Synopsis:
Mild-mannered housewife Anna is exhibiting all the symptoms of demonic possession. Her husband takes her to a convent to have an exorcism performed, but Anna’s behaviour is getting worse and all hell is about to break loose.
The Exorcist came out in 1973 and, more than forty years on, is still widely considered to be one of the scariest films ever made. I bring this up because its 2016 and you’d hope that filmmakers would know better by now than to try and make yet another Exorcist rip-off, but here comes The Exorcism of Anna Ecklund to prove us wrong.
I don’t hate exorcism movies. I found 2005’s The Exorcism of Emily Rose and 2010’s The Last Exorcism to be enjoyable if a little stale, and I can have a laugh if nothing else at 2012’s atrocious The Devil Inside. Even an idea which has been done to death can have a little creativity injected into it to give it life, but The Exorcism of Anna Ecklund doesn’t even want to try. Instead, it is content to saunter sleepily from one cliché to another, checking off boxes on its Exorcist-wannabe bingo card, so play along at home if you’d like.
Possession of an innocent female victim? Check. Priest concerned he might be losing his faith? Check. Various bodily fluids being spat in people’s faces? Check. Demonic entity taunting the clergy with intimate knowledge of things they feel guilty about, specifically letting a parent die alone? Check and check. How about words appearing on the possessed girl’s skin? Check. One of the priests getting possessed when the demon leaves the girl? Check. Oh, and don’t forget the possessed girl using crude language and accusing the priests of homosexual acts. Bingo!
What so many of these films fail to understand is that the whole ‘your mother knits socks in hell’ routine was effective in The Exorcist because Regan was only twelve years old. The violent masturbation with the crucifix and use of crude language were disturbing because they represented a grotesque parody of sexual awakening in a previously innocent young girl. The same words spoken by a grown married woman are not creepy – I’ve heard family members say worse than anything that comes out of Anna Ecklund’s mouth. And it doesn’t help that we know next to nothing about what Anna was like before becoming possessed, because she starts the film in that state. The viewer has no reason to be emotionally invested in her struggle with evil, a struggle which we have seen portrayed better hundreds of times before.

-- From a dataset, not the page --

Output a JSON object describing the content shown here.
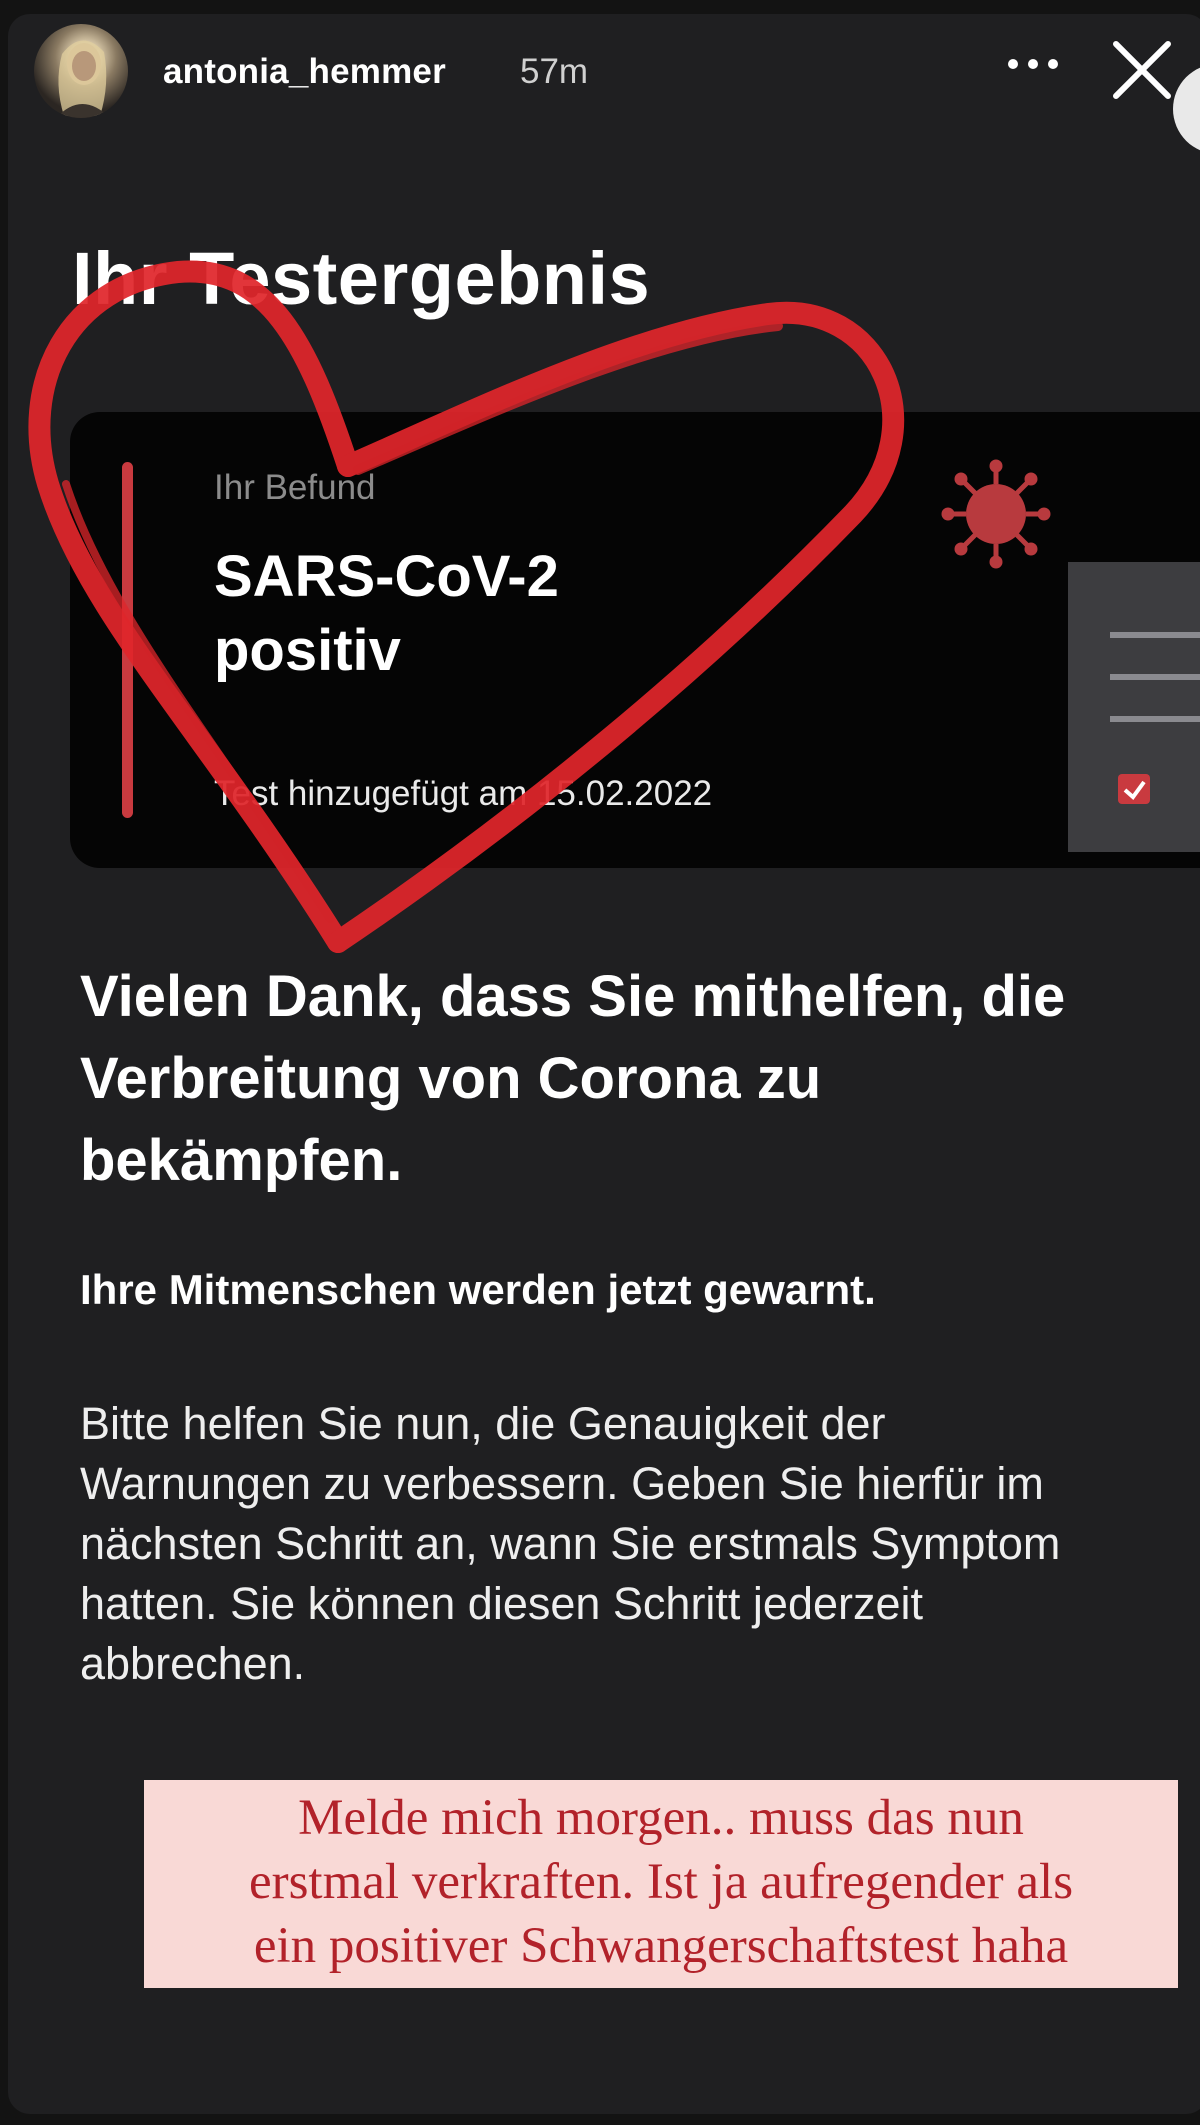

The film has nothing new to offer, but it can’t even make its blatant recycling look good. Anna’s demonic makeup is bland, her bodily contortions are limp, and even her shrieking has about as much enthusiasm as any of the other sleepwalking performances on show. It relies heavily on the audience finding the mere idea of possession frightening, but doesn’t offer any real scares to jerk you awake as it drags towards its uninspired end. There’s enough nuns, crucifixes and organ music to make a lapsed Catholic edgy, but speaking as someone who has spent years working in a church (no seriously), the film felt like just another day in the office for me, right down to checking my watch every couple of minutes to see when it would be over.

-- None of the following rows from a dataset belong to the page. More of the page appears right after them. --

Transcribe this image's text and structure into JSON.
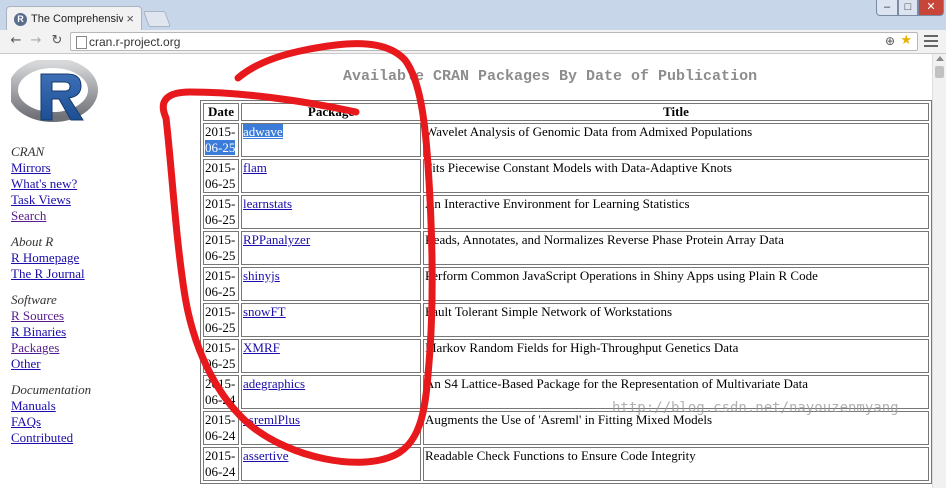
{
  "browser": {
    "tab_title": "The Comprehensive R Arc",
    "tab_close": "×",
    "url": "cran.r-project.org",
    "favicon_letter": "R"
  },
  "sidebar": {
    "groups": [
      {
        "heading": "CRAN",
        "links": [
          "Mirrors",
          "What's new?",
          "Task Views",
          "Search"
        ]
      },
      {
        "heading": "About R",
        "links": [
          "R Homepage",
          "The R Journal"
        ]
      },
      {
        "heading": "Software",
        "links": [
          "R Sources",
          "R Binaries",
          "Packages",
          "Other"
        ]
      },
      {
        "heading": "Documentation",
        "links": [
          "Manuals",
          "FAQs",
          "Contributed"
        ]
      }
    ]
  },
  "main": {
    "title": "Available CRAN Packages By Date of Publication",
    "columns": [
      "Date",
      "Package",
      "Title"
    ],
    "rows": [
      {
        "date": "2015-06-25",
        "package": "adwave",
        "title": "Wavelet Analysis of Genomic Data from Admixed Populations"
      },
      {
        "date": "2015-06-25",
        "package": "flam",
        "title": "Fits Piecewise Constant Models with Data-Adaptive Knots"
      },
      {
        "date": "2015-06-25",
        "package": "learnstats",
        "title": "An Interactive Environment for Learning Statistics"
      },
      {
        "date": "2015-06-25",
        "package": "RPPanalyzer",
        "title": "Reads, Annotates, and Normalizes Reverse Phase Protein Array Data"
      },
      {
        "date": "2015-06-25",
        "package": "shinyjs",
        "title": "Perform Common JavaScript Operations in Shiny Apps using Plain R Code"
      },
      {
        "date": "2015-06-25",
        "package": "snowFT",
        "title": "Fault Tolerant Simple Network of Workstations"
      },
      {
        "date": "2015-06-25",
        "package": "XMRF",
        "title": "Markov Random Fields for High-Throughput Genetics Data"
      },
      {
        "date": "2015-06-24",
        "package": "adegraphics",
        "title": "An S4 Lattice-Based Package for the Representation of Multivariate Data"
      },
      {
        "date": "2015-06-24",
        "package": "asremlPlus",
        "title": "Augments the Use of 'Asreml' in Fitting Mixed Models"
      },
      {
        "date": "2015-06-24",
        "package": "assertive",
        "title": "Readable Check Functions to Ensure Code Integrity"
      }
    ]
  },
  "watermark": "http://blog.csdn.net/nayouzenmyang",
  "colors": {
    "link": "#1a0dab",
    "visited": "#551a8b",
    "scribble": "#e8191c",
    "selection": "#3b7bd9"
  }
}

Clocking in at just seventy-five minutes, at least fifteen of which were eaten up by long and boring opening and closing credits and even more by its endless padding scenes, The Exorcism of Anna Ecklund barely feels like a film at all. I had trouble recalling its plot the morning after watching it to write this review, because what little actually does happen is so forgettable. Its DVD cover boasts the old faithful excuse that it is ‘based on a true story’, but not all true stories are interesting.
Check it out if you’re in the mood for a watered-down version of The Exorcist, but it won’t put the fear of god in you.